Girondins

Laurent Koscielny vide son sac avec un énorme coup de gueule

Julien Castanheira
Laurent Koscielny vide son sac
Laurent Koscielny vide son sac

Laurent Koscielny n'a pas mâché ses mots, ce jeudi, en conférence de presse. Le défenseur des Girondins de Bordeaux a tiré à boulets rouges sur ses coéquipiers et l'ambiance générale dans le groupe bordelais...

C'est ce qu'on appelle vider son sac. Présent en conférence de presse ce jeudi, à 48 heures de la réception du FC Metz, Laurent Koscielny a lâché tout ce qu'il avait sur le coeur concernant la situation à Bordeaux. En effet, le défenseur de 35 ans est visiblement rongé par un ras-le-bol global, qu'il a déjà exprimé au sein du groupe après le match contre Marseille.

"Je pense que je suis naturel, quand j’ai des choses à dire, je le dis. Après Marseille, j’ai dit des choses, ça a pu choquer certains. Ça a été des mots forts. Je ne me suis pas excusé, l’excuse est trop facile. Mais ce sont choses qui sont importantes dans une équipe, le collectif. On sait qu’individuellement, nous n’avons pas les qualités pour faire la différence tout seul sur le terrain. Si au contraire on pense collectif, à aider son partenaire, faire ce qu’il faut pour le mettre dans les meilleures dispositions, là on est capables de faire de bons matches. Des matches pleins, et ça c’est important. C’est comme ça qu’on peut être régulier dans ce championnat" a-t-il déclaré, d'abord. Pour Koscielny, ce n'est pas Jean-Louis Gasset qui est en tort, au contraire. Selon lui, le "message du coach passe (...) mais peut-être que certains ne le comprennent plus" : "Il faut aller au combat avec des personnes en qui tu as confiance. J'essaie d'apporter le maximum pour ceux qui ont envie d'aider le club à avoir les meilleurs résultats possibles. Il faut vite prendre des points et changer tout ça".

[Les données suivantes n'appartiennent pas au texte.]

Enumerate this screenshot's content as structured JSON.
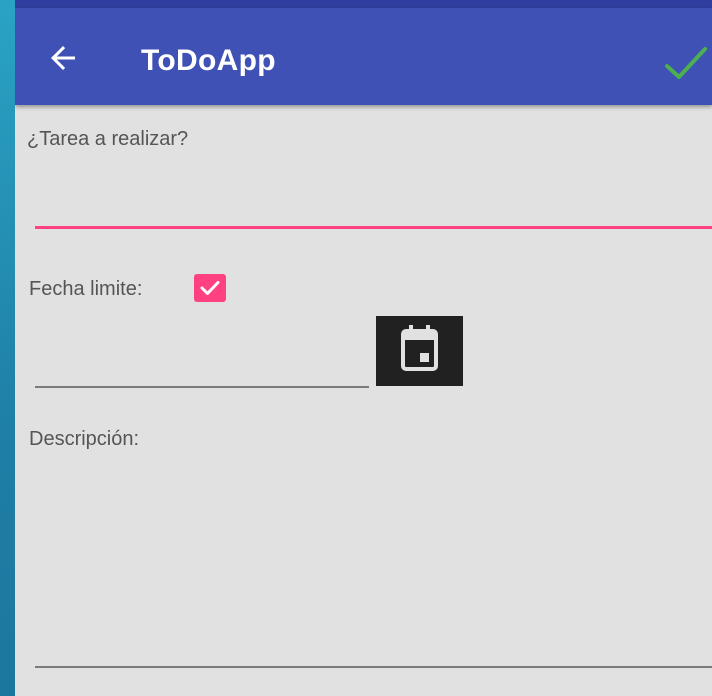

"Quand il y a autant de joueurs qui ne te donnent pas envie de travailler"

Si le coach n'est pas le problème, l'ancien international tricolore sait ce qui cloche à Bordeaux : l'ambiance générale. D'après lui, le manque d'envie de certains joueurs tire le groupe vers le bas. "L'ambiance est moyenne, très moyenne, il faut être réaliste. Vous êtes dans un groupe où il y a énormément de joueurs en fin de contrat, qui veulent partir. Il faut rester avec ceux qui ont envie de se battre, de donner, de partager, de progresser. C'est une fin de cycle. Quand il y a autant de joueurs qui ne te donnent pas envie de travailler, ni de progresser, c'est difficile d'avoir des résultats. C'est pour ça que je peux être méchant dans mes paroles. Ce sont des bons mecs mais si tu ne travailles pas, t'auras rien et au bout d'un moment, on t'oubliera. J'ai du mal avec certains parce que ça passe par le travail. On m'a inculqué des valeurs très importantes dans la vie. On n'a pas eu la même éducation et là-dessus, j'ai un peu de mal".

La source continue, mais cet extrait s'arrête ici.